One of the biggest “improvements” that Mozilla claims has made its way into Firefox 3 is improved memory usage, in particular, the vanquishing of memory leaks:
Memory usage: Several new technologies work together to reduce the amount of memory used by Firefox 3 over a web browsing session. Memory cycles are broken and collected by an automated cycle collector, a new memory allocator reduces fragmentation, hundreds of leaks have been fixed, and caching strategies have been tuned.
We’re sorry to have to break it to you, but if you thought it was too good to be true you were right. Firefox still uses a lot of memory – way too much memory for a web browser.
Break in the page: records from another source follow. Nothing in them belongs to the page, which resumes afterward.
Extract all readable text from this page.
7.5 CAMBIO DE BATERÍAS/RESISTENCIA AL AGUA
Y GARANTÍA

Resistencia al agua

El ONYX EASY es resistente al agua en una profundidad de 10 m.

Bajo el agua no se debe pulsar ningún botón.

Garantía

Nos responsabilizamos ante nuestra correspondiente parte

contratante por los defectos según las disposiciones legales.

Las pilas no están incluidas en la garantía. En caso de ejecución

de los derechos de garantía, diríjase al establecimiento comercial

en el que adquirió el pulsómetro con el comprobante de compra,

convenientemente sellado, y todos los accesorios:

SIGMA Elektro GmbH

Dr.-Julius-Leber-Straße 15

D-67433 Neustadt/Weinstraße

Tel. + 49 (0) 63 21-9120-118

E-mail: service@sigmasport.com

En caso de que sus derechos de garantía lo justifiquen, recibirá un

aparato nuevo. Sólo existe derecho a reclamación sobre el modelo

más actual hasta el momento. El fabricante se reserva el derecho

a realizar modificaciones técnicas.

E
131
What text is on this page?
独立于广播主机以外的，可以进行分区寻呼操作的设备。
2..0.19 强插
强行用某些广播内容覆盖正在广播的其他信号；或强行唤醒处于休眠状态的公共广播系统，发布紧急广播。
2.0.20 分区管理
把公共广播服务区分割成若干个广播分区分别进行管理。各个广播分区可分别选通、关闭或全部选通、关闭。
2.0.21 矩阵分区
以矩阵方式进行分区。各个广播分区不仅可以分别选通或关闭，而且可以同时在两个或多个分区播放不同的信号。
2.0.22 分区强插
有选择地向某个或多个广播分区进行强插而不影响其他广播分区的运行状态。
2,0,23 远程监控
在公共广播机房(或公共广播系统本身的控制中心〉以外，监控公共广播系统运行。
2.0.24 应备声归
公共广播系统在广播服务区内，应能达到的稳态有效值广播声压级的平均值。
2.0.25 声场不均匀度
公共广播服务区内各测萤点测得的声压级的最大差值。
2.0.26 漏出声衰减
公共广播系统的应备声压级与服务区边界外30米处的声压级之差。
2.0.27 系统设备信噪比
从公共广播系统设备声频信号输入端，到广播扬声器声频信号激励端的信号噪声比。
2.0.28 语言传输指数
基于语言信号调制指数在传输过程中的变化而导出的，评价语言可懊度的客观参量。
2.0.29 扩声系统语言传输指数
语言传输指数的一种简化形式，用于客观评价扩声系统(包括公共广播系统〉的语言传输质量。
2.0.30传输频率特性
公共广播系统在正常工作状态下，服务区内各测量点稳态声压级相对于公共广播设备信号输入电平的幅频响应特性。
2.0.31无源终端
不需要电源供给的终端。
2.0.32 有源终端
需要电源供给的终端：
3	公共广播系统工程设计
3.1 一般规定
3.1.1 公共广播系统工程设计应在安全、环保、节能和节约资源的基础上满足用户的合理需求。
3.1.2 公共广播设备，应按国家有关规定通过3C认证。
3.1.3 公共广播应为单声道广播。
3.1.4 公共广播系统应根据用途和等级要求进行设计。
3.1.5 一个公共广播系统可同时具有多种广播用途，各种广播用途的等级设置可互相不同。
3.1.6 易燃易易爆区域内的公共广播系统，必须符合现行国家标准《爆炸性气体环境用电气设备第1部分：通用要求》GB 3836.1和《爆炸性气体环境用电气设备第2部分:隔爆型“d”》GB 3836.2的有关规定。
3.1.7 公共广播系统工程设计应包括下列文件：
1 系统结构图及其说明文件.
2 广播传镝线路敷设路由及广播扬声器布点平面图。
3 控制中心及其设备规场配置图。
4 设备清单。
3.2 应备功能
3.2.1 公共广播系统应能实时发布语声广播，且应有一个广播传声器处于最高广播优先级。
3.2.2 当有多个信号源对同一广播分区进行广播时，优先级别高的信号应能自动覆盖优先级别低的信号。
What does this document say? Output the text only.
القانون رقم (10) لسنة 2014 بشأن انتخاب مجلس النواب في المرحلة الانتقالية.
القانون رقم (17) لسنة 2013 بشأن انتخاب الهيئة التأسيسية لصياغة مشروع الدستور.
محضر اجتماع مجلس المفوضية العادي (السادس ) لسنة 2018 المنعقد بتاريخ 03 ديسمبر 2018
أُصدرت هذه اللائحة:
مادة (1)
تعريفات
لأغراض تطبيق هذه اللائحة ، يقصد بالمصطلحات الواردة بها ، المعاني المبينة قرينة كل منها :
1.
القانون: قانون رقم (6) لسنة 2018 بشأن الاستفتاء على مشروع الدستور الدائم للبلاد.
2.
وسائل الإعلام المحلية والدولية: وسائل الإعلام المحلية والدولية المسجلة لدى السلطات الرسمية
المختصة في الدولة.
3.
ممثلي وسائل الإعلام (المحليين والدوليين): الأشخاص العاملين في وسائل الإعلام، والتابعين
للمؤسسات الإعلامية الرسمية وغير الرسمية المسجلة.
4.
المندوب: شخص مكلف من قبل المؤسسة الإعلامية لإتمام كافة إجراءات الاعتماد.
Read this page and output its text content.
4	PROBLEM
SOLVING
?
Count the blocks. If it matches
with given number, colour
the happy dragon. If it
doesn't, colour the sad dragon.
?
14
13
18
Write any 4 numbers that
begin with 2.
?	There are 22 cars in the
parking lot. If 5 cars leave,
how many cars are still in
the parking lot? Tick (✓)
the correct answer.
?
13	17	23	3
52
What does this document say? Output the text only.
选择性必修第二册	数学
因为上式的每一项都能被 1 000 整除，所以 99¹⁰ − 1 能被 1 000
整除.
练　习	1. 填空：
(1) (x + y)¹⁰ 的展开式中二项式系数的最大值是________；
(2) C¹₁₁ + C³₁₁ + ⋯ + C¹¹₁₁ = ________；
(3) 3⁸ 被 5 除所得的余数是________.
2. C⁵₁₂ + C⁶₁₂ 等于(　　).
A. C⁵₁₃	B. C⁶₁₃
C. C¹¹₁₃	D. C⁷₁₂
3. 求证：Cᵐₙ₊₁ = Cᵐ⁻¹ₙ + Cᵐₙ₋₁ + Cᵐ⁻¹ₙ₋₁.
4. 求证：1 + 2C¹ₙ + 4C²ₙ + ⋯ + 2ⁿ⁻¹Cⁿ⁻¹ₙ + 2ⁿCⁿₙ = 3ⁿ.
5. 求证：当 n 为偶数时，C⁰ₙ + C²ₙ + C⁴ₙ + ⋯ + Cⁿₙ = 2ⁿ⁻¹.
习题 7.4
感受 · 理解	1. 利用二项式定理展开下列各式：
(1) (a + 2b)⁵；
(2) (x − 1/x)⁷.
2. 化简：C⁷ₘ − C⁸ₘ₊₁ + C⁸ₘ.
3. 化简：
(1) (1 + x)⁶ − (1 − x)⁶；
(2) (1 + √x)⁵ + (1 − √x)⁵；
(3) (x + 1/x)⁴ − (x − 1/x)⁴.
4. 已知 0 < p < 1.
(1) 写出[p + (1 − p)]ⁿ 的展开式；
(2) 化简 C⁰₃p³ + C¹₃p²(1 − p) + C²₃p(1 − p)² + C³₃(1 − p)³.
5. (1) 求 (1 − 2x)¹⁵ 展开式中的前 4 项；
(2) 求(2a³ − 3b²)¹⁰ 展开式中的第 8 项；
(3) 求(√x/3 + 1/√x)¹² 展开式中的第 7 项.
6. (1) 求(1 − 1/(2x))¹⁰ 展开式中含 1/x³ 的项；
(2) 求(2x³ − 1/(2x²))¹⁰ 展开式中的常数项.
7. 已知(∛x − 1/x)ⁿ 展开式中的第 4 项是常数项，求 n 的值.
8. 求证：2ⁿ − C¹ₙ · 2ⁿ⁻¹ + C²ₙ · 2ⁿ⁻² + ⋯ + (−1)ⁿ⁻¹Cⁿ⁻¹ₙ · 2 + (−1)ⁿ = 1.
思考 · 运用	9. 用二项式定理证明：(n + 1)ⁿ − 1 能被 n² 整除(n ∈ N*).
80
We haven’t seen it reach 1GiB+ like we have with previous versions, but it’s quite normal for Firefox 3 to be sucking up ~300MiB of memory right off the bat, without a memory leak (the difference between memory leaks and normal memory abusage is that in a memory leak you’ll see the memory usage keep increasing the longer the browser is open/in-use).
This is a screenshot of Firefox’s memory usage after just a half hour or so with only a couple of HTML-only tabs open. This particular screenshot was taken on Linux where Firefox is using the shared GTK libraries – on our Windows PCs, it’s normal to find Firefox 3 taking up ~350MiB or so on both XP and Vista.
The sad thing is that isn’t caused by one of the memory leaks that plagued previous versions of Firefox. It’s Firefox 3 is supposed to take up that much memory – at least, that’s our assumption given how we’ve never seen it take up less.
Firefox 3 has a number of memory-hogging features added to the mix that are probably at least partially responsible for the absolutely gargantuan memory footprint. For example, Firefox now uses an SQL engine to keep track of your history and bookmarks, amongst other things. While that particular feature is powered by SQL-lite, which should – in theory – not take up too much memory, we’re at a loss to explain what else is wasting memory left, right, and center in the world’s most-popular open source web browser.
Things like full-text on-the-fly searching of the web cache for when you type text in the address bar certainly have an impact as well – that’s a lot of stuff to keep in memory at one time. But Opera 9.5 does the same with a lot less memory, so obviously Firefox 3 is doing something wrong.
It’s a shame that Firefox 3 is on the verge of a release and is so terribly unfit to run on any machine – Windows, Linux, or OS X – with less than at least a couple of gigabytes of memory.